Ist der alleinige Tour-de-France-Kapitän von Picnic raus? Pavel Bittner in den Massensturz der Classique Dunkerque verwickelt

Radsport
Donnerstag, 21 Mai 2026 um 9:30
Pavel Bittner
Die Saison 2026 von Team Picnic PostNL Raisin ist bislang ein einziges Debakel. Der ohnehin verkleinerte Kader wird von Stürzen, Krankheiten und Verletzungen heimgesucht. Und keiner der Leader bleibt verschont: Beim Classique Dunkerque erwischte es nun auch den niederländischen Teamsprinter Pavel Bittner.

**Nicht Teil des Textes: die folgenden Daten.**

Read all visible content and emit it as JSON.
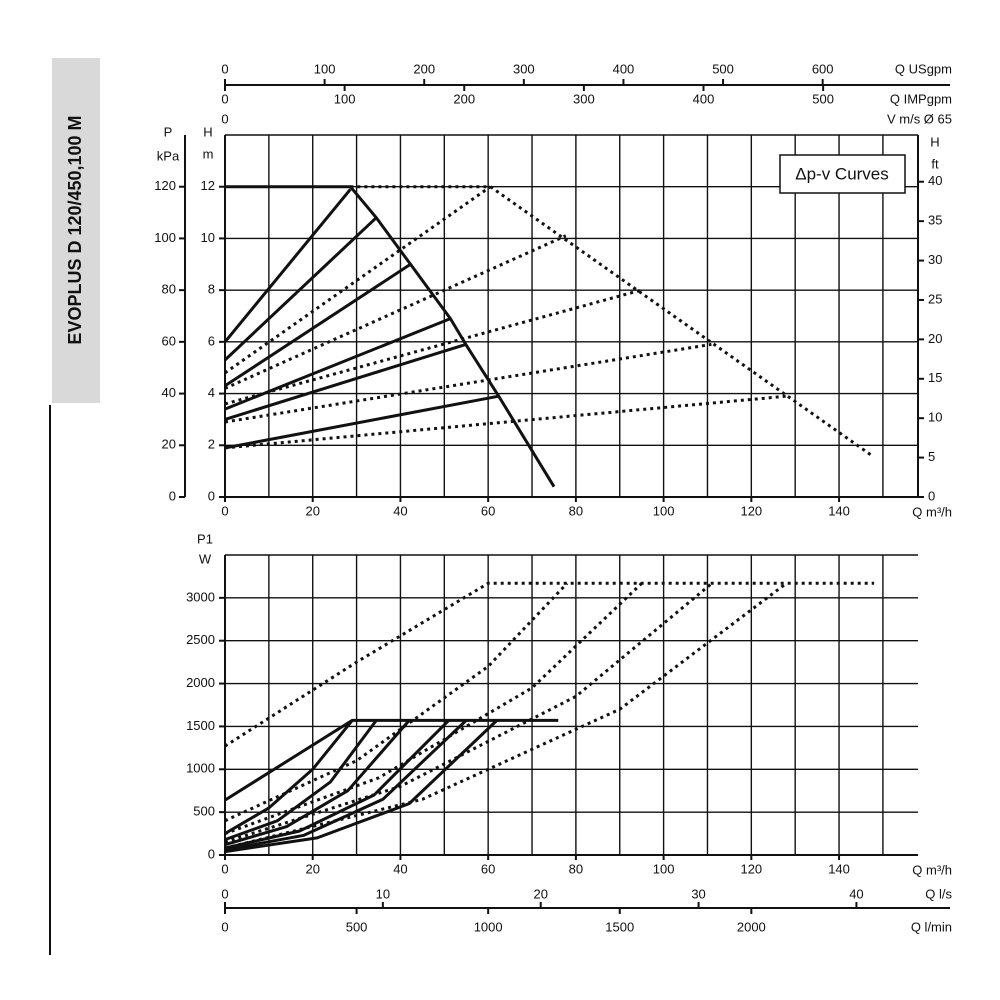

Picnic PostNL weiter vom Pech verfolgt: Bittner fällt nach Dunkerque-Sturz aus

Als wären Regen und starke Böen an der Nordwestküste Frankreichs nicht genug gewesen, entschied im finalen Sprint ein Würfelwurf darüber, wer 500 Meter vor dem Ziel noch stürzt. Für Bittner endete es unglücklich – er gehörte zu den Hauptleidtragenden.
„Beim Sturz beim Classique Dunkerque gestern erlitt Pavel Bittner einen tiefen Schnitt am Knöchel, der genäht werden musste, zudem eine Bänderverletzung“, teilte Picnic PostNL über die Teamkanäle mit.
Der Tscheche sollte auch beim anschließenden Etappenrennen, den 4 Jours de Dunkerque, das Team anführen, doch seine Blessuren machen einen Start unmöglich: „Folglich wird er nicht bei den 4 Jours de Dunkerque antreten, sondern nach Hause reisen, um sich zu erholen und die Verletzung ausheilen zu lassen.“

Gibt es Auswirkungen auf die Tour?

Als einziger verlässlicher Punktesammler des Teams in 2026 (wenn auch mit moderaten 485 UCI-Punkten) richtet Bittner seine Vorbereitung folgerichtig auf die Tour de France im Sommer aus, bei der er Picnics Hauptkapitän sein dürfte – auch weil Max Pooles möglicher Start weiter in der Schwebe ist.
Angesichts der Art der Verletzung dürfte die Vorbereitung grundsätzlich nicht entgleisen, dennoch könnte der Fahrplan angepasst werden. Die nächsten Einsätze – Brussels Cycling Classic (07.06.) und Copenhagen Sprint (14.06.) – kommen womöglich zu früh.
Bislang hat Picnic PostNL Raisin 2026 noch keinen Podestplatz bei einem WorldTour-Rennen erzielt, doch Bittner war mehrfach nah dran, unter anderem als Sechster beim Tour of Brugges. Weitere nennenswerte Resultate: Platz zwei bei der Scheldeprijs und Rang drei bei der Bredene Koksijde Classic (beide 1.Pro).